Presentato nella sezione Un certain regard, dove ha vinto per la miglior regia, è al cinema dal 16 maggio con Lucky Red
Nell’inverno del 1862, in piena Guerra di Secessione, l’esercito degli Stati Uniti invia ad ovest una compagnia di volontari per perlustrare e presidiare le terre inesplorate. I personaggi si ritrovano, così, a interrogarsi sul vero significato del loro impegno e della guerra stessa.
Dopo molti e notevoli documentari (termine in realtà parecchio riduttivo in riferimento alle sue opere), Roberto Minervini passa al film di finzione con il bellissimo I dannati, vincitore per la miglior regia a Cannes nella sezione Un certain regard.
Una pellicola storica e in costume, che però non sacrifica il realismo, l’intimità e il minimalismo meditativo dei lavori precedenti del regista, che realizza un viaggio che va ben oltre la mera narrazione bellica.
Minervini, infatti, fonde egregiamente tecniche documentaristiche e finzione cinematografica, trascendendo la mera rappresentazione e immergendo pubblico ed attori in un’esperienza emotiva e storica profonda.
Ciò che interessa a Minervini è esplorare le profondità umane e le contraddizioni del conflitto storico, ma anche quelle che segnano tutt’oggi il tessuto sociale americano.
I dannati del titolo lottano per trovare un senso nella loro missione, affrontando un ambiente ostile che si fa specchio, al contempo, dei loro conflitti interni.
Il regista predilige l’immersione sensoriale ed emotiva alla narrazione lineare: di qui anche la scelta di girare l’intera pellicola in esterni e con condizioni meteorologiche difficili, arricchendo il racconto di un palpabile senso di autenticità.

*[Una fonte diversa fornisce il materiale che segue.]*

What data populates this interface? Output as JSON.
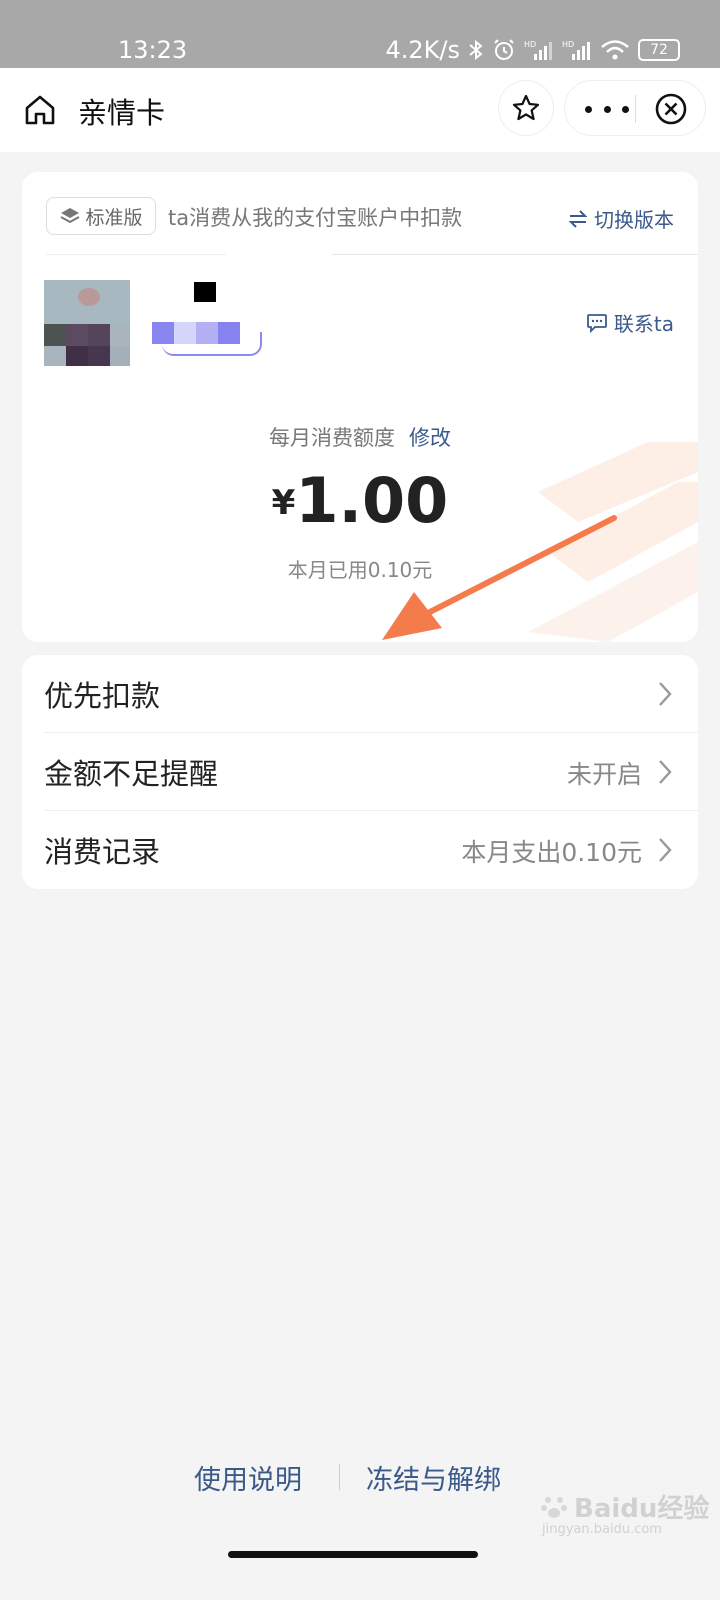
{
  "status_bar": {
    "time": "13:23",
    "network_speed": "4.2K/s",
    "battery": "72",
    "icons": [
      "bluetooth-icon",
      "alarm-icon",
      "signal-hd-icon",
      "signal-hd-icon",
      "wifi-icon",
      "battery-icon"
    ]
  },
  "header": {
    "title": "亲情卡",
    "icons": [
      "home-icon",
      "star-icon",
      "more-icon",
      "close-icon"
    ]
  },
  "card": {
    "version_tag": "标准版",
    "description": "ta消费从我的支付宝账户中扣款",
    "switch_label": "切换版本",
    "contact_label": "联系ta",
    "limit_label": "每月消费额度",
    "edit_label": "修改",
    "currency": "¥",
    "amount": "1.00",
    "used_text": "本月已用0.10元"
  },
  "list": [
    {
      "label": "优先扣款",
      "value": ""
    },
    {
      "label": "金额不足提醒",
      "value": "未开启"
    },
    {
      "label": "消费记录",
      "value": "本月支出0.10元"
    }
  ],
  "footer": {
    "link1": "使用说明",
    "link2": "冻结与解绑"
  },
  "watermark": {
    "brand": "Baidu经验",
    "url": "jingyan.baidu.com"
  },
  "colors": {
    "link_blue": "#3b5a8a",
    "annotation_arrow": "#f47c4c",
    "status_bar_bg": "#a8a8a8",
    "page_bg": "#f4f4f4"
  }
}
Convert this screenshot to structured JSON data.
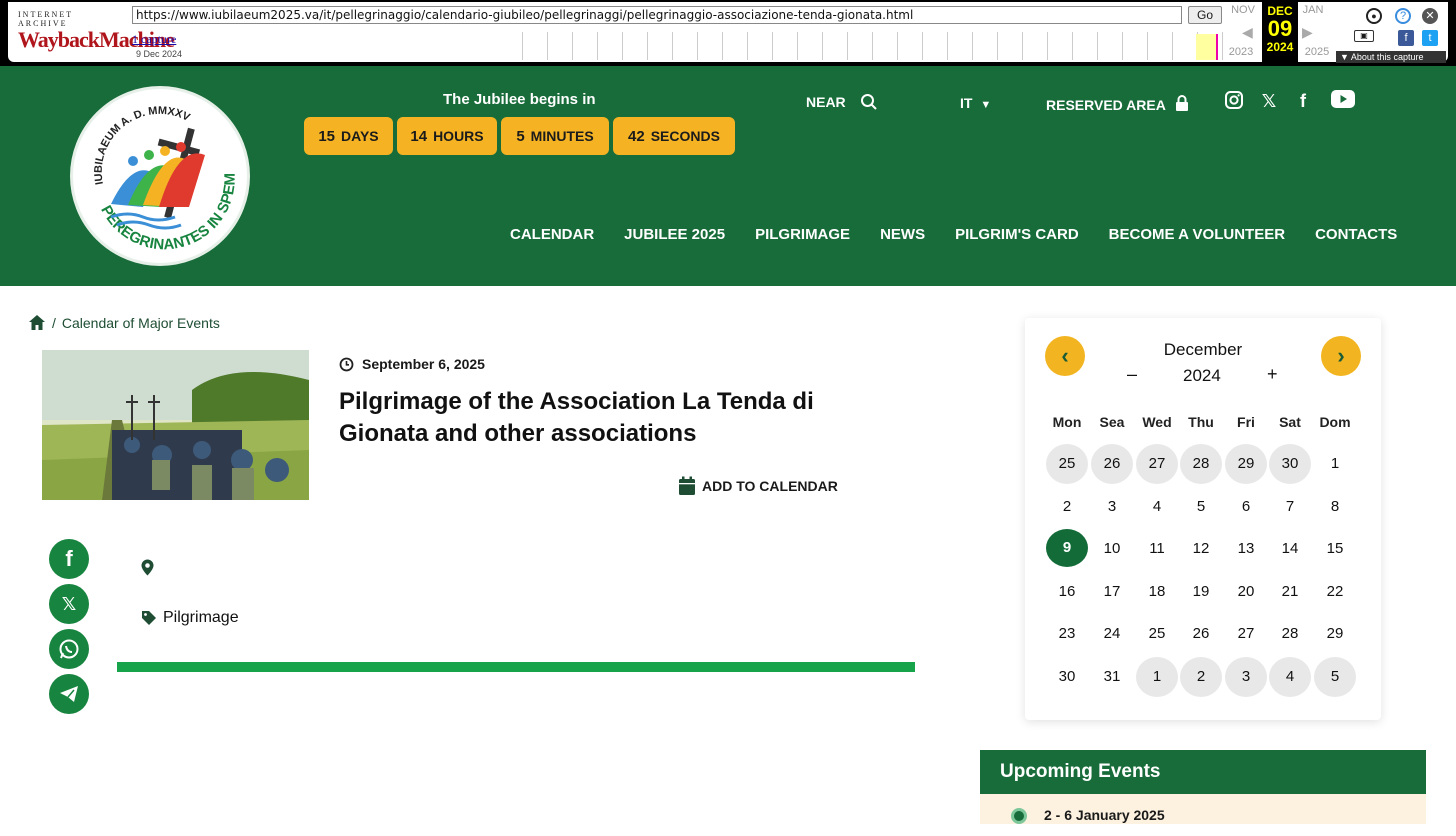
{
  "wayback": {
    "label_top": "INTERNET ARCHIVE",
    "label_logo": "WaybackMachine",
    "url": "https://www.iubilaeum2025.va/it/pellegrinaggio/calendario-giubileo/pellegrinaggi/pellegrinaggio-associazione-tenda-gionata.html",
    "go": "Go",
    "captures": "1 capture",
    "capture_date": "9 Dec 2024",
    "prev_month": "NOV",
    "cur_month": "DEC",
    "cur_day": "09",
    "cur_year": "2024",
    "next_month": "JAN",
    "prev_year": "2023",
    "next_year": "2025",
    "about": "▼ About this capture"
  },
  "header": {
    "countdown_title": "The Jubilee begins in",
    "countdown": [
      {
        "num": "15",
        "unit": "DAYS"
      },
      {
        "num": "14",
        "unit": "HOURS"
      },
      {
        "num": "5",
        "unit": "MINUTES"
      },
      {
        "num": "42",
        "unit": "SECONDS"
      }
    ],
    "near": "NEAR",
    "lang": "IT",
    "reserved": "RESERVED AREA",
    "logo_text_top": "IUBILAEUM A. D. MMXXV",
    "logo_text_bottom": "PEREGRINANTES IN SPEM",
    "nav": [
      "CALENDAR",
      "JUBILEE 2025",
      "PILGRIMAGE",
      "NEWS",
      "PILGRIM'S CARD",
      "BECOME A VOLUNTEER",
      "CONTACTS"
    ]
  },
  "breadcrumb": {
    "sep": "/",
    "current": "Calendar of Major Events"
  },
  "event": {
    "date": "September 6, 2025",
    "title": "Pilgrimage of the Association La Tenda di Gionata and other associations",
    "add_to_calendar": "ADD TO CALENDAR",
    "tag": "Pilgrimage"
  },
  "calendar": {
    "month": "December",
    "year": "2024",
    "minus": "–",
    "plus": "+",
    "prev": "‹",
    "next": "›",
    "days": [
      "Mon",
      "Sea",
      "Wed",
      "Thu",
      "Fri",
      "Sat",
      "Dom"
    ],
    "weeks": [
      [
        [
          "25",
          1
        ],
        [
          "26",
          1
        ],
        [
          "27",
          1
        ],
        [
          "28",
          1
        ],
        [
          "29",
          1
        ],
        [
          "30",
          1
        ],
        [
          "1",
          0
        ]
      ],
      [
        [
          "2",
          0
        ],
        [
          "3",
          0
        ],
        [
          "4",
          0
        ],
        [
          "5",
          0
        ],
        [
          "6",
          0
        ],
        [
          "7",
          0
        ],
        [
          "8",
          0
        ]
      ],
      [
        [
          "9",
          2
        ],
        [
          "10",
          0
        ],
        [
          "11",
          0
        ],
        [
          "12",
          0
        ],
        [
          "13",
          0
        ],
        [
          "14",
          0
        ],
        [
          "15",
          0
        ]
      ],
      [
        [
          "16",
          0
        ],
        [
          "17",
          0
        ],
        [
          "18",
          0
        ],
        [
          "19",
          0
        ],
        [
          "20",
          0
        ],
        [
          "21",
          0
        ],
        [
          "22",
          0
        ]
      ],
      [
        [
          "23",
          0
        ],
        [
          "24",
          0
        ],
        [
          "25",
          0
        ],
        [
          "26",
          0
        ],
        [
          "27",
          0
        ],
        [
          "28",
          0
        ],
        [
          "29",
          0
        ]
      ],
      [
        [
          "30",
          0
        ],
        [
          "31",
          0
        ],
        [
          "1",
          1
        ],
        [
          "2",
          1
        ],
        [
          "3",
          1
        ],
        [
          "4",
          1
        ],
        [
          "5",
          1
        ]
      ]
    ]
  },
  "upcoming": {
    "title": "Upcoming Events",
    "first": "2 - 6 January 2025"
  },
  "colors": {
    "brand_green": "#176c3a",
    "accent_yellow": "#f5b324",
    "share_green": "#17843f"
  }
}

Attraverso l’isolamento dei suoi personaggi, Minervini ci mostra la guerra da una prospettiva inedita e marginale e ci induce a riflettere, proprio come i protagonisti, sull’ambiguità morale del conflitto.
Il suo è un attacco, di lirica potenza, all’idea distorta di eroismo e sacrificio spesso glorificati nei racconti bellici tradizionali, colpevoli di sacralizzare qualcosa che è invece profondamente crudele e disumanizzante.
Con I dannati, Minervini si conferma una delle voci più preziose del cinema contemporaneo, attraverso quella poetica visiva alla Malick con cui esplora le ambiguità e le peculiarità della società americana, immergendosi nei temi della memoria storica e delle radici culturali. Ma anche attraverso quella stupefacente prossimità con i soggetti filmati, le loro vite e le loro idee, che da sempre caratterizza il suo cinema.
Così, anche ne I dannati, la scelta di ritornare a un momento cruciale della storia americana, caratterizzato da profondi contrasti tra Nord e Sud, mascolinità tossica e questioni legate a razza, classe sociale e religione, si rivela consapevole e mirata, evidenziando come tali problemi persistano ancora nel tessuto sociale contemporaneo.